Citing over prescription and unguided over-the-counter usage of antibiotics have reduced efficacy of valuable drugs, Dr RN Tandon Secretary General of IMA called upon doctors to put an end to unnecessary prescriptions, and advised patients to check over-the-counter use of antibiotics.
“We are fast running out of life-saving options as the medical community at present heavily relies on antibiotics right from treating simple infections to complex surgical procedures.
“Doctors need to put an end to unnecessary prescriptions, and patients themselves need to check over-the-counter use of antibiotics. The use of antibiotics in poultry and farming also needs to be vigilantly monitored.

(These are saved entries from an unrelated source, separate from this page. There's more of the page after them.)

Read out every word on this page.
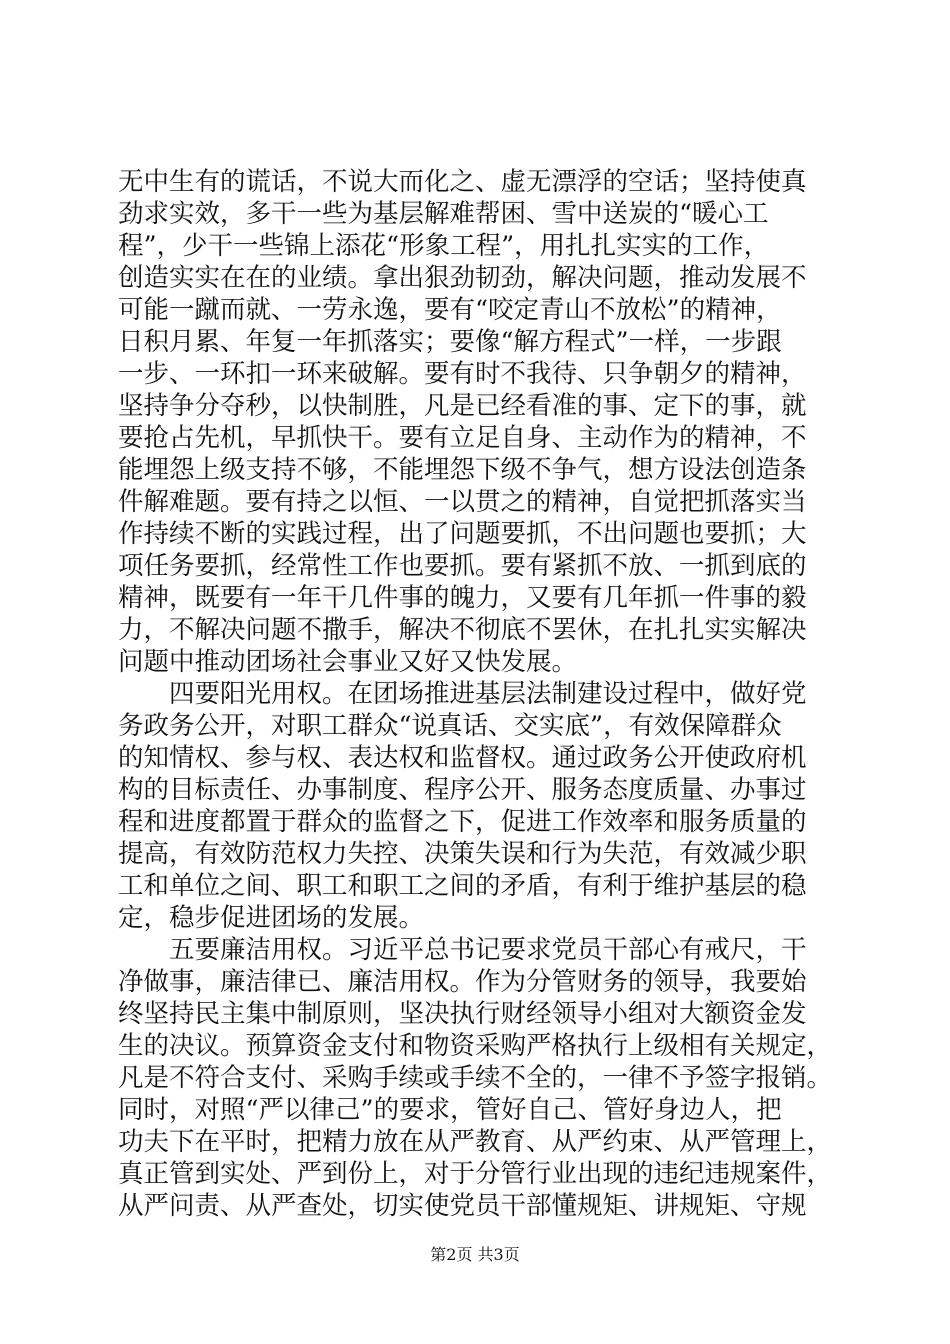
无中生有的谎话，不说大而化之、虚无漂浮的空话；坚持使真
劲求实效，多干一些为基层解难帮困、雪中送炭的“暖心工
程”，少干一些锦上添花“形象工程”，用扎扎实实的工作，
创造实实在在的业绩。拿出狠劲韧劲，解决问题，推动发展不
可能一蹴而就、一劳永逸，要有“咬定青山不放松”的精神，
日积月累、年复一年抓落实；要像“解方程式”一样，一步跟
一步、一环扣一环来破解。要有时不我待、只争朝夕的精神，
坚持争分夺秒，以快制胜，凡是已经看准的事、定下的事，就
要抢占先机，早抓快干。要有立足自身、主动作为的精神，不
能埋怨上级支持不够，不能埋怨下级不争气，想方设法创造条
件解难题。要有持之以恒、一以贯之的精神，自觉把抓落实当
作持续不断的实践过程，出了问题要抓，不出问题也要抓；大
项任务要抓，经常性工作也要抓。要有紧抓不放、一抓到底的
精神，既要有一年干几件事的魄力，又要有几年抓一件事的毅
力，不解决问题不撒手，解决不彻底不罢休，在扎扎实实解决
问题中推动团场社会事业又好又快发展。
　　四要阳光用权。在团场推进基层法制建设过程中，做好党
务政务公开，对职工群众“说真话、交实底”，有效保障群众
的知情权、参与权、表达权和监督权。通过政务公开使政府机
构的目标责任、办事制度、程序公开、服务态度质量、办事过
程和进度都置于群众的监督之下，促进工作效率和服务质量的
提高，有效防范权力失控、决策失误和行为失范，有效减少职
工和单位之间、职工和职工之间的矛盾，有利于维护基层的稳
定，稳步促进团场的发展。
　　五要廉洁用权。习近平总书记要求党员干部心有戒尺，干
净做事，廉洁律已、廉洁用权。作为分管财务的领导，我要始
终坚持民主集中制原则，坚决执行财经领导小组对大额资金发
生的决议。预算资金支付和物资采购严格执行上级相有关规定，
凡是不符合支付、采购手续或手续不全的，一律不予签字报销。
同时，对照“严以律己”的要求，管好自己、管好身边人，把
功夫下在平时，把精力放在从严教育、从严约束、从严管理上，
真正管到实处、严到份上，对于分管行业出现的违纪违规案件，
从严问责、从严查处，切实使党员干部懂规矩、讲规矩、守规
第2页 共3页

Time is short, and R&D initiatives need to look for alternatives to salvage this situation,” added Dr Tandon.
Medical science still lacks a clear knowledge about how resistance develops and evolves. There are several gaps in the understanding of cellular and molecular processes involved. These factors make antibiotic research a very fertile ground and concerned authorities need to wake up to the absolute need and potential of this field, he added.